O marketing talvez seja o retrato mais nítido desse desconforto. Em pouco mais de uma década, o número de ferramentas digitais saltou de centenas para mais de 15 mil, segundo o mapeamento anual do MarTech Landscape. Cada nova semana abre mais corredores em um labirinto já difícil de explorar.

A pressão sobre os profissionais é evidente.Diversos levantamentos apontam que a vida útil de um CMO é curta. Em pesquisas recentes realizadas no Brasil, a média de permanência tem sido estimada em cerca de 2,4 anos, menos da metade do que se observa nos EUA, onde estudos da Spencer Stuart mostram um tenure médio de 4,3 anos. A cifra varia conforme o recorte e a metodologia, mas é suficiente para ilustrar a fragilidade do cargo. É tempo muito curto para compreender a engrenagem e insuficiente para transformá-la.

O acúmulo de dados amplia ainda mais a sensação de descompasso. Consumidores compartilham informações em cada clique, em cada anúncio interativo, em cada transação. O volume global já se aproxima de 163 zettabytes, de acordo com projeções da IDC. Mas a maior parte desses dados repousa fragmentada em departamentos que não conversam entre si. Há combustível em excesso, mas espalhado em recipientes separados. Falta o motor que concentre essa energia.

A cena lembra os primeiros anos da internet comercial. Empresas correram para lançar sites, mas o que surgiu foram vitrines vazias, sem propósito definido. Hoje, proliferam agentes virtuais criados sem clareza de uso, projetos-piloto que começam e terminam sem impacto. O padrão se repete: medo de ficar para trás seguido pela pressa em experimentar qualquer novidade.
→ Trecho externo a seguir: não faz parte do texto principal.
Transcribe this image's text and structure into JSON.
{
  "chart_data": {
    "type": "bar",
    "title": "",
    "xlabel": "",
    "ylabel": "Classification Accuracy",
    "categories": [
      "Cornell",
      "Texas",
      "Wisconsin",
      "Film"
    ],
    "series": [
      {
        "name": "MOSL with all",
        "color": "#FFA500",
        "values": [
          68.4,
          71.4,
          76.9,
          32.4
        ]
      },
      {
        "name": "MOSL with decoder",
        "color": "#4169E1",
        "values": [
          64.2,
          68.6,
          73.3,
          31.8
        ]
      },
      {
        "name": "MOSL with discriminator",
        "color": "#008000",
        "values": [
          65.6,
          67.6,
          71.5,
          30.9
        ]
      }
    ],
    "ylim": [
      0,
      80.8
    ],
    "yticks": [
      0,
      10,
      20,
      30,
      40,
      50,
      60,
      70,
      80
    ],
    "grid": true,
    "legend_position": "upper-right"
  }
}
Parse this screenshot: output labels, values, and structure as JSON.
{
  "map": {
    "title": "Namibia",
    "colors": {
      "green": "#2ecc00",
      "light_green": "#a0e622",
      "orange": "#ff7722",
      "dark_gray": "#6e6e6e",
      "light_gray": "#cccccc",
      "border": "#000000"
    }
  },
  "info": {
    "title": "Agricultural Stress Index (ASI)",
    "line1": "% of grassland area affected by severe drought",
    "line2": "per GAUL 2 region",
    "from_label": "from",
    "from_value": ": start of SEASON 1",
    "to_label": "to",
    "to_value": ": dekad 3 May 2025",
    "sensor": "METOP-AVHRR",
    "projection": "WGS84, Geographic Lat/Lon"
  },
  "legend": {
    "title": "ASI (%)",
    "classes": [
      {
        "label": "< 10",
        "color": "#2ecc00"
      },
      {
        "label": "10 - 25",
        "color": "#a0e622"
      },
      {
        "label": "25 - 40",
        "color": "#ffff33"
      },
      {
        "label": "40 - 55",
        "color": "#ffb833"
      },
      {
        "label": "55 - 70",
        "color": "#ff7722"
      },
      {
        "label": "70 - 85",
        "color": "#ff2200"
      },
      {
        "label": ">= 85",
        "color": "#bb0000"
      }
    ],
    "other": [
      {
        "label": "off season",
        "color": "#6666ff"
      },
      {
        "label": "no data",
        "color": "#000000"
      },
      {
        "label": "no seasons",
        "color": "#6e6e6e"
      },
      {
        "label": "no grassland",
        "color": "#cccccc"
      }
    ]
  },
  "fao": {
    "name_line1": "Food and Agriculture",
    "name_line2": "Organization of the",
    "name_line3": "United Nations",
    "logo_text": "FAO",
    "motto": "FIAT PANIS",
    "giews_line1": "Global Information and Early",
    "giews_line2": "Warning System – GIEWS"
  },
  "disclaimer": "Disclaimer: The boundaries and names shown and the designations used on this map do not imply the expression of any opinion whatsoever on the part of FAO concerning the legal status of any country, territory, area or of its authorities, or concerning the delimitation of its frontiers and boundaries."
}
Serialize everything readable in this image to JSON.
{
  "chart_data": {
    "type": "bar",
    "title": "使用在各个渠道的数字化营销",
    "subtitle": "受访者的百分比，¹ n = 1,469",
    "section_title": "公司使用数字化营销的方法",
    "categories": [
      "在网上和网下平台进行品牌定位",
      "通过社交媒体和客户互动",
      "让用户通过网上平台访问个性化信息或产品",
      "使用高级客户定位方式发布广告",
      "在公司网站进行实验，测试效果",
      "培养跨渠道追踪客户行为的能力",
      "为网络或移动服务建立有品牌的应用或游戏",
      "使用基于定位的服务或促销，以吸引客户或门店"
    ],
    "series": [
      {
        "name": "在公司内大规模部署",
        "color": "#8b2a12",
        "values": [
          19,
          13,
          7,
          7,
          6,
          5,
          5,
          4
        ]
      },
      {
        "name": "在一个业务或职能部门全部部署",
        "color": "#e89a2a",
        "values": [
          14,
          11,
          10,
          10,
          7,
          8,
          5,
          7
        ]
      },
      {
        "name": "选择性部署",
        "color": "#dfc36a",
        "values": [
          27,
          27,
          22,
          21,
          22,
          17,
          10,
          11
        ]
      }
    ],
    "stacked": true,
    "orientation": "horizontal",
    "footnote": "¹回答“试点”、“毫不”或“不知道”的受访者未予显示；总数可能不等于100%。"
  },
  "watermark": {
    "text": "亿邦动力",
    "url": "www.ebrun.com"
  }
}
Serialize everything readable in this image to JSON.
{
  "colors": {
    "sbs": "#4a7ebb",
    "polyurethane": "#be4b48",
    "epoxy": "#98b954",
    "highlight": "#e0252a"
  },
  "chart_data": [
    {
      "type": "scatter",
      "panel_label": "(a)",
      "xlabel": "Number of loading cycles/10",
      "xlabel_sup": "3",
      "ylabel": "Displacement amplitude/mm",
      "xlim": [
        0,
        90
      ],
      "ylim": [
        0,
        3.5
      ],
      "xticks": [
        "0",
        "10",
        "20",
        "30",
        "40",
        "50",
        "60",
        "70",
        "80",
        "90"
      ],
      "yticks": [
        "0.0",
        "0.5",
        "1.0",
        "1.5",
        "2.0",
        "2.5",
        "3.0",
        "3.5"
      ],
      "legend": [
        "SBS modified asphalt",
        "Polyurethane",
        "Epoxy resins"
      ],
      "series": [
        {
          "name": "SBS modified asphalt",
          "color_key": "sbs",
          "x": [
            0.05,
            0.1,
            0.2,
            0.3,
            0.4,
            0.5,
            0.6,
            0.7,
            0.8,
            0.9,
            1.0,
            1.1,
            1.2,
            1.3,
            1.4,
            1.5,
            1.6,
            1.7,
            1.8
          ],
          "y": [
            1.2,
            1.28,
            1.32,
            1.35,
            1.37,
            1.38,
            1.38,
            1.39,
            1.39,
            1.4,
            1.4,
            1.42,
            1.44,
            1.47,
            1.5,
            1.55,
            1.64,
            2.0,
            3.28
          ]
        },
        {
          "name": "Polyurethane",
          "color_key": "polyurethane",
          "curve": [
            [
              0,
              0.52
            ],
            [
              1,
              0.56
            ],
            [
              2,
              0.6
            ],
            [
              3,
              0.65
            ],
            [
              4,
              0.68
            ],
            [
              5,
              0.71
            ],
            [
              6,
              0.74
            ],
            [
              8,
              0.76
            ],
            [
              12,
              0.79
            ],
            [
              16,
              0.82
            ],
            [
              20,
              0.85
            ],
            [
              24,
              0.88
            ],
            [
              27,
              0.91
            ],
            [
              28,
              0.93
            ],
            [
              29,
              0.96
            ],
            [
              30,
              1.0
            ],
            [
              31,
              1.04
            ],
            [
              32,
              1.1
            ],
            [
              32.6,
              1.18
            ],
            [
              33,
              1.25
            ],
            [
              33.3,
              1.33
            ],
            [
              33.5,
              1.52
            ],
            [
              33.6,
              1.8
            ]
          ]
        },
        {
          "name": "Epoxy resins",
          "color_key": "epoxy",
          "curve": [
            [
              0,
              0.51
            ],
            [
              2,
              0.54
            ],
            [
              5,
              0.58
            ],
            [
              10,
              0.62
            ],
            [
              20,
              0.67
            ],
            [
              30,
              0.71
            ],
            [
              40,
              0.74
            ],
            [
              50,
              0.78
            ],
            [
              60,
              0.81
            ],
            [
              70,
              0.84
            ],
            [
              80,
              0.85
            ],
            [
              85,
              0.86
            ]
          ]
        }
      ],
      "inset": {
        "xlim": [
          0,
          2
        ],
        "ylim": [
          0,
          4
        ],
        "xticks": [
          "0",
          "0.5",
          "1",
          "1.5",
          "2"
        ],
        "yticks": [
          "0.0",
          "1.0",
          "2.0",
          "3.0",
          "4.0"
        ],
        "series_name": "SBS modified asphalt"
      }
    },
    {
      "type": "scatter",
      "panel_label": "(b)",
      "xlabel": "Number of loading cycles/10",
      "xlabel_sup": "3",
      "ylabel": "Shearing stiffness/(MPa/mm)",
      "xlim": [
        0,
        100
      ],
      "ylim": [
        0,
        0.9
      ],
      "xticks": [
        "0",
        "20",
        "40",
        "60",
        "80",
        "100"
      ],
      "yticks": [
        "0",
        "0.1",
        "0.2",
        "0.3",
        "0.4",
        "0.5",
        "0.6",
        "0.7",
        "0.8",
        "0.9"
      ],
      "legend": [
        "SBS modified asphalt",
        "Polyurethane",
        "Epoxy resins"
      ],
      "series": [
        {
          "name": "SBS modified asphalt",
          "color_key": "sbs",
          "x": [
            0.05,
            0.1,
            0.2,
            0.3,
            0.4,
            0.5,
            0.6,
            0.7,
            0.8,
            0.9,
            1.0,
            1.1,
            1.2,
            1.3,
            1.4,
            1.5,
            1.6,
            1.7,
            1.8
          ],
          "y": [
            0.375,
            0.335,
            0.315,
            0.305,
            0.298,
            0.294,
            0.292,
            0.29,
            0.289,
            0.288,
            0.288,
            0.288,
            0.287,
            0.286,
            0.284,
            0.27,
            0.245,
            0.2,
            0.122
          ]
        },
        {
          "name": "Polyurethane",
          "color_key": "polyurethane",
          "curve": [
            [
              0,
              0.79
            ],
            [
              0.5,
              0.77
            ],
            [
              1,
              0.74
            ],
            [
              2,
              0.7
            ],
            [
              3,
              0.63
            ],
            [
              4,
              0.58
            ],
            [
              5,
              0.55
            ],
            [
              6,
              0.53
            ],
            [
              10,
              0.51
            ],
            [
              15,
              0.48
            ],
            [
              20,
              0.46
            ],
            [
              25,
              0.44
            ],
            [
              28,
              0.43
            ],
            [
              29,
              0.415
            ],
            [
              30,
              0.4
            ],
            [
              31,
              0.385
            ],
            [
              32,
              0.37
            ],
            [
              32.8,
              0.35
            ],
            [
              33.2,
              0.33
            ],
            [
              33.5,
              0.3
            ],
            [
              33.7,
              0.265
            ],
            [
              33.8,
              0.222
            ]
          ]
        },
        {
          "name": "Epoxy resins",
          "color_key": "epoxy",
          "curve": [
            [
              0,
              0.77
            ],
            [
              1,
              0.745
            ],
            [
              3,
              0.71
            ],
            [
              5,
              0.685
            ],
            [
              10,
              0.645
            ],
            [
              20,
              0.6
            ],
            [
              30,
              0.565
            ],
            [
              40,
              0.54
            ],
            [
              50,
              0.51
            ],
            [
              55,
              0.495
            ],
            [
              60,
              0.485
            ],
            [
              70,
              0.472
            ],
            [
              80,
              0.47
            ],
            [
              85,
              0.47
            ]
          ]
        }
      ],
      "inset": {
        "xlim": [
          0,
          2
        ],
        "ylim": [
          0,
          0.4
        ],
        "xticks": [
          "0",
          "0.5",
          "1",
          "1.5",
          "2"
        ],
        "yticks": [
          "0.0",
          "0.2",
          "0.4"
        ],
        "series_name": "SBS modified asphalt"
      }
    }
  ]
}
Mesmo assim, há momentos em que a confusão cede lugar a um respiro. Quando executivos veem dados organizados em plataformas sólidas, capazes de traduzir volumes brutos em inteligência acionável, surge a sensação de que existe uma saída. É como o náufrago que encontra uma prancha em meio à tempestade: ainda distante da costa, mas com algo em que se apoiar.

Toda revolução tecnológica impõe essa travessia. A eletricidade, a internet, a inteligência artificial: todas tiraram o chão antes de firmar novas bases. O desconforto não é sinal de fracasso, é apenas consequência desta transformação em curso. As empresas que aceitarem viver esse período de instabilidade e souberem construir pontes sobre ele chegarão mais fortes ao outro lado.